There are lawyers who may take issue with this interpretation, and that is their prerogative. My opinion is based upon the current state of the federal law which treats marijuana as a controlled substance and which trumps state law.  This is coupled with my understanding of Oregon’s Bureau of Labor and Industry’s interpretation of its enforcement powers according to the Oregon Fair Housing Council.  See link, here.  The upshot is that landlords’ prohibiting pot use, even to card-carrying tenants, is not currently being treated as a fair housing violation.  If that were to change, or the feds decided to legaliz pot, I would revisit my opinion. ~PCQ

[1] The World Health Organization defines cannabis here, as follows: Cannabis is a generic term used to denote the several psychoactive preparations of the plant Cannabis sativa. The major psychoactive constituent in cannabis is ∆-9 tetrahydrocannabinol (THC). Compounds which are structurally similar to THC are referred to as cannabinoids. In addition, a number of recently identified compounds that differ structurally from cannabinoids nevertheless share many of their pharmacological properties. The Mexican term ‘marijuana’ is frequently used in referring to cannabis leaves or other crude plant material in many countries. The unpollinated female plants are called hashish. Cannabis oil (hashish oil) is a concentrate of cannabinoids obtained by solvent extraction of the crude plant material or of the resin.

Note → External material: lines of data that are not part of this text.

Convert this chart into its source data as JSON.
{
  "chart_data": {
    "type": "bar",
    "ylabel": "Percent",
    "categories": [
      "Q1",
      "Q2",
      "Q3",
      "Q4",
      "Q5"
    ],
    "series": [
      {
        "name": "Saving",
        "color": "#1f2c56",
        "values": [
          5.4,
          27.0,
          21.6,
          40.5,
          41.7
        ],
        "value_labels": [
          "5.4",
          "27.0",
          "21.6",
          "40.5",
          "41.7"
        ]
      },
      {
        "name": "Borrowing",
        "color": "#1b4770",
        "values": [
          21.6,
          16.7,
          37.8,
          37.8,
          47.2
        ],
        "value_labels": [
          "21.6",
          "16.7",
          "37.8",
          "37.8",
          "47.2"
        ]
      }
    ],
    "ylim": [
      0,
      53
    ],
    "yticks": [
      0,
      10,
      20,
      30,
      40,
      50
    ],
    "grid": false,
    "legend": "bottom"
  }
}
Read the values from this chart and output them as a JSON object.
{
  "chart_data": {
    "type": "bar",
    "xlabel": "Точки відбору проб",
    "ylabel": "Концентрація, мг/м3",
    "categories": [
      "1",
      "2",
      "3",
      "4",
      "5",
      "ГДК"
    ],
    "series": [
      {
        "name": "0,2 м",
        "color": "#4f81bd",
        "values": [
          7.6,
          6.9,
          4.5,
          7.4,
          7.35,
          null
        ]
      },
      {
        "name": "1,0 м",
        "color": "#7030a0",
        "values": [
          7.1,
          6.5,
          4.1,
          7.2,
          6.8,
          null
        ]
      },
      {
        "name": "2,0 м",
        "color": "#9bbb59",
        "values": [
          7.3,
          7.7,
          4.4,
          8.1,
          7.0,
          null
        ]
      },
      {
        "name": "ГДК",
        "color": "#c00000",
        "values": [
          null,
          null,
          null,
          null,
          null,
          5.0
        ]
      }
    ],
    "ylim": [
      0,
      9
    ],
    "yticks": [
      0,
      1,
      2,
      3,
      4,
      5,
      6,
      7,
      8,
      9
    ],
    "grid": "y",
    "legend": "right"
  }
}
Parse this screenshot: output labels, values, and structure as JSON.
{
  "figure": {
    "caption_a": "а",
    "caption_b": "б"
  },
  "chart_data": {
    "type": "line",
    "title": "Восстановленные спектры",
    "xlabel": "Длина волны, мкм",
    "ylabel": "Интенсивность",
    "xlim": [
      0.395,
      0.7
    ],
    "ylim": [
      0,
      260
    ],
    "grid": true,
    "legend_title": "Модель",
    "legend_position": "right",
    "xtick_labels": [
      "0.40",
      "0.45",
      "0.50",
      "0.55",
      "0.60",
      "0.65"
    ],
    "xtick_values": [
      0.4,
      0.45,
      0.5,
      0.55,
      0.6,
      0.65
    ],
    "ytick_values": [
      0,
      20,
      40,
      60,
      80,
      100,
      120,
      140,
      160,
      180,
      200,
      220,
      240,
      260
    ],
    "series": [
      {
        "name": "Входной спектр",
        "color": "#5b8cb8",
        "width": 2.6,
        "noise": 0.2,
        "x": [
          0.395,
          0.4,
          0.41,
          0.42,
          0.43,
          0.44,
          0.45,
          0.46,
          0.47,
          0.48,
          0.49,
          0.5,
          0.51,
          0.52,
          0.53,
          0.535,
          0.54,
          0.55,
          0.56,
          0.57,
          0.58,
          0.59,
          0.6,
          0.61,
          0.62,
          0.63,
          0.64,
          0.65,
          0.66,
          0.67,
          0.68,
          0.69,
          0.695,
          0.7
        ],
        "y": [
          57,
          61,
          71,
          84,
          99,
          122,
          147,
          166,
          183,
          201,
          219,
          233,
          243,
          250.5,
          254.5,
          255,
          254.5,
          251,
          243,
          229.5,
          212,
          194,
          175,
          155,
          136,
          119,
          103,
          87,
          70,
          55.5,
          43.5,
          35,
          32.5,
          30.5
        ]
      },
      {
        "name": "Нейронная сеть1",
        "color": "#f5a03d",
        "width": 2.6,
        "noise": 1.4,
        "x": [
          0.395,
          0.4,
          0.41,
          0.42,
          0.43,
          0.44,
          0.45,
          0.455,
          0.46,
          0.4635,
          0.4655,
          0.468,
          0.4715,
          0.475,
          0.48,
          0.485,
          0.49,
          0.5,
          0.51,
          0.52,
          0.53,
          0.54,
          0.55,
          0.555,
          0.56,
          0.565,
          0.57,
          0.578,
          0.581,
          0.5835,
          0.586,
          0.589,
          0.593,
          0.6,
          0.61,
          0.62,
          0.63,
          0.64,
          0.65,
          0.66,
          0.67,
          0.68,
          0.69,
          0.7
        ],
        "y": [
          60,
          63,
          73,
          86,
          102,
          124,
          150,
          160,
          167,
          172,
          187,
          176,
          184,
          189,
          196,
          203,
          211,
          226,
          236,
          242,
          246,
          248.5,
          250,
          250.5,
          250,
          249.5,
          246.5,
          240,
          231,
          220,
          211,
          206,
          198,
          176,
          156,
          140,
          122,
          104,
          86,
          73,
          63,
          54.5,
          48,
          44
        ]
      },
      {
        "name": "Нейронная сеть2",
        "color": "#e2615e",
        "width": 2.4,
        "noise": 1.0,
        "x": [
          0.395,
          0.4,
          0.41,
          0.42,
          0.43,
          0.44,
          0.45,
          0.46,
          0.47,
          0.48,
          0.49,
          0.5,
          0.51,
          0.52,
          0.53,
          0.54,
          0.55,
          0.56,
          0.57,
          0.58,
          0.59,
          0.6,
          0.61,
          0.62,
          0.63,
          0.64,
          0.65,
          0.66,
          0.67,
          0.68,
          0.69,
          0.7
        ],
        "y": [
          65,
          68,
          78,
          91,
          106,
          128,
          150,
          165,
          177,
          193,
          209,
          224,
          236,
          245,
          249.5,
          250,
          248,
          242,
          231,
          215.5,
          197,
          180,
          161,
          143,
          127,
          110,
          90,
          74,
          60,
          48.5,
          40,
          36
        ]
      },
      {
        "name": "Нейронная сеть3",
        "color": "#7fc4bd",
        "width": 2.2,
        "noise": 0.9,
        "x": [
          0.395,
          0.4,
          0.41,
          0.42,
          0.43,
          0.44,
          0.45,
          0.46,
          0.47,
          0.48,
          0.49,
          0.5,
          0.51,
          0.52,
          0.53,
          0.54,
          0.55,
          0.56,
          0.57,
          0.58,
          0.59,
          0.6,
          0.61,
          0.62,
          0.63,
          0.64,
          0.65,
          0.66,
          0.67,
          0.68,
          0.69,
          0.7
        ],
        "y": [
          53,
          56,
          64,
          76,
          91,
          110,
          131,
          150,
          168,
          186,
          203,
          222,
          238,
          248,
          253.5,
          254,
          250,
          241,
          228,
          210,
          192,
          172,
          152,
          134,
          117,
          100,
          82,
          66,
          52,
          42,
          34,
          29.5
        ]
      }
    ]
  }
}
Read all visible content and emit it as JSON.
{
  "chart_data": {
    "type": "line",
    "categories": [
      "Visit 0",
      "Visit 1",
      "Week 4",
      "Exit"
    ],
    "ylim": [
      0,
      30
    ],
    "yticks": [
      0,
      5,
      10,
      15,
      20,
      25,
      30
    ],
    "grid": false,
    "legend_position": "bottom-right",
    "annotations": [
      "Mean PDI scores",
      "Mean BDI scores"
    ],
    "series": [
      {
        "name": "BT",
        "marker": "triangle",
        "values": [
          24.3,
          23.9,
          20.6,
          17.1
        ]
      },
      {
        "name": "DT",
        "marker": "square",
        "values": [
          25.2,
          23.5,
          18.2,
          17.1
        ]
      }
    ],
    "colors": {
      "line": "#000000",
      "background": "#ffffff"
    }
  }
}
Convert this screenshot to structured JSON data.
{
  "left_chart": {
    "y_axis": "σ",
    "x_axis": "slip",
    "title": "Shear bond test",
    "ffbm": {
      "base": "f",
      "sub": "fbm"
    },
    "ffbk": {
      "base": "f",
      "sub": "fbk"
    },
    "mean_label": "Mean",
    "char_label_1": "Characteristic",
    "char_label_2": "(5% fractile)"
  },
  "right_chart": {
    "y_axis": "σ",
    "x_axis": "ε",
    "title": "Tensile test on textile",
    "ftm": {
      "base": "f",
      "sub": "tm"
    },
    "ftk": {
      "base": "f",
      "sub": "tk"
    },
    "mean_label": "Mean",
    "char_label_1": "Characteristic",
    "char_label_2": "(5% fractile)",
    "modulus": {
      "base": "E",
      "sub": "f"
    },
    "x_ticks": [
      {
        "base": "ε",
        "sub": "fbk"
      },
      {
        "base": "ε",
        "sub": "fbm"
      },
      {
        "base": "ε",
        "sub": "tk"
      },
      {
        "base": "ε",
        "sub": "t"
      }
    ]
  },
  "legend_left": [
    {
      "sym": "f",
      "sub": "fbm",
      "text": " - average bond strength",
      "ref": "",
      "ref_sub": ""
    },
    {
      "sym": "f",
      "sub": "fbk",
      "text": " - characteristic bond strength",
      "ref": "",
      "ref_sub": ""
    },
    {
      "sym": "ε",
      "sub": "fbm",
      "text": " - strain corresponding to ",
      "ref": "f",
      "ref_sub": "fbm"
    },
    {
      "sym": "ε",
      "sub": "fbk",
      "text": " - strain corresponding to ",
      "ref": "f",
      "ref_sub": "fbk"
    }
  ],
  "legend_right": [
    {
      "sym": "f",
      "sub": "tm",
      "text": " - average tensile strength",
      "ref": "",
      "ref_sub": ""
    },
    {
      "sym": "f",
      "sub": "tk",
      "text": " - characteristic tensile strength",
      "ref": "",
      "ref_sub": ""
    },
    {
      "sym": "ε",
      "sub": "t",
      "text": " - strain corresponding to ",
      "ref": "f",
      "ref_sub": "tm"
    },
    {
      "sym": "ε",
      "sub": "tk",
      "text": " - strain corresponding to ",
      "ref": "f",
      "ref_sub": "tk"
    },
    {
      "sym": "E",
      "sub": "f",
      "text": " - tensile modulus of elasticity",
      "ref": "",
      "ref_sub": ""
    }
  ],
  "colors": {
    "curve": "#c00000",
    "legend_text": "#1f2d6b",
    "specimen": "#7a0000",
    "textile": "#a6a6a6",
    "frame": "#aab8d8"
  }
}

[2] For those truly interested in the extraction process using solvents, go to the following link, here.

[3] In other words, a four member household (all 21 or over) would not qualify for 16 plants.  The same rule applies to the right to possess up to one ounce of extracts. There is no multiplier effect.

[4] I suspect that in rental properties where the backyards are fenced, growing would be permitted so long as they were obscured from the streets and sidewalks.